No Standard, No Safety: The AI Security Gap
Despite the explosive growth of AI, there is no universally accepted framework to ensure its safe adoption. International bodies like the EU, NIST, and ISO are actively working on AI governance, but their guidelines remain fragmented, evolving, and voluntary rather than enforceable. This means the responsibility for secure AI adoption falls directly on organizations, but many are unprepared.
Innovation Without Security is a Gamble
In today’s highly competitive industry, businesses are racing to integrate AI for automation, decision-making, and customer engagement. The pressure to innovate is immense, but so is the risk.
· Unsecured AI pipelines can be exploited – from model poisoning to data leakage.
· AI-driven decisions can be manipulated if biases and adversarial attacks aren’t accounted for.
· Regulatory uncertainty means organizations must proactively set their own security standards.

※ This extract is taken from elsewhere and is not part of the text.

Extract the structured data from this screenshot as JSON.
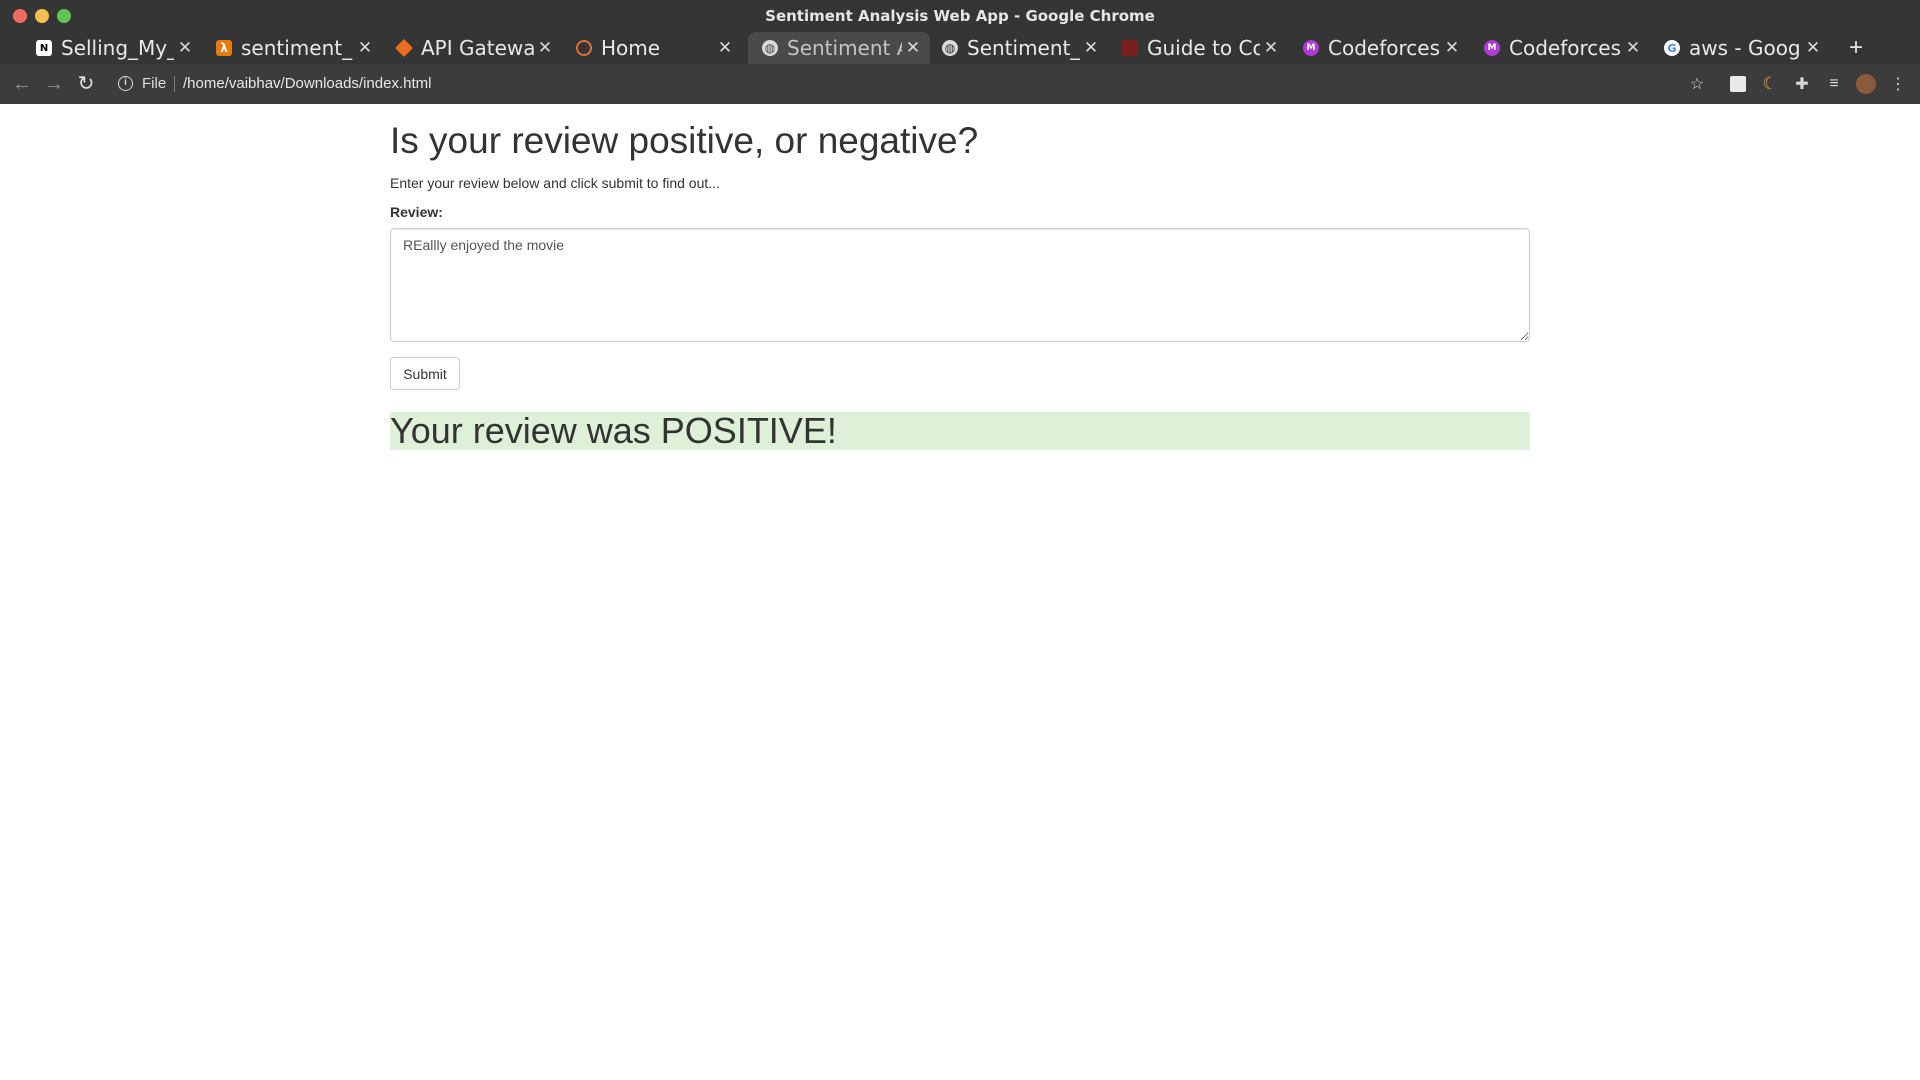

Security is a Shared Responsibility
Every organization leveraging AI must take ownership of its security posture. This means:
· Implementing Zero Trust principles to prevent AI from being exploited.
· Embedding security into AI development, not bolting it on later.
· Regularly auditing AI models for vulnerabilities, biases, and compliance risks.
AI advancement isn’t just about pushing the boundaries of what’s possible – it’s about ensuring what’s possible is also secure, ethical, and resilient.
The Bottom Line: A Wake-Up Call for AI Security
While Deepseek’s low-cost, open-source approach might seem appealing, the lack of safeguards makes it a breeding ground for cyber threats and potential state-sponsored espionage.
Businesses and governments must double down on AI security strategies, investing in robust monitoring, enhanced encryption, and strict access controls. While generative AI holds immense potential, it also proves that not all AI tools are created equal – and some may pose more risks than rewards.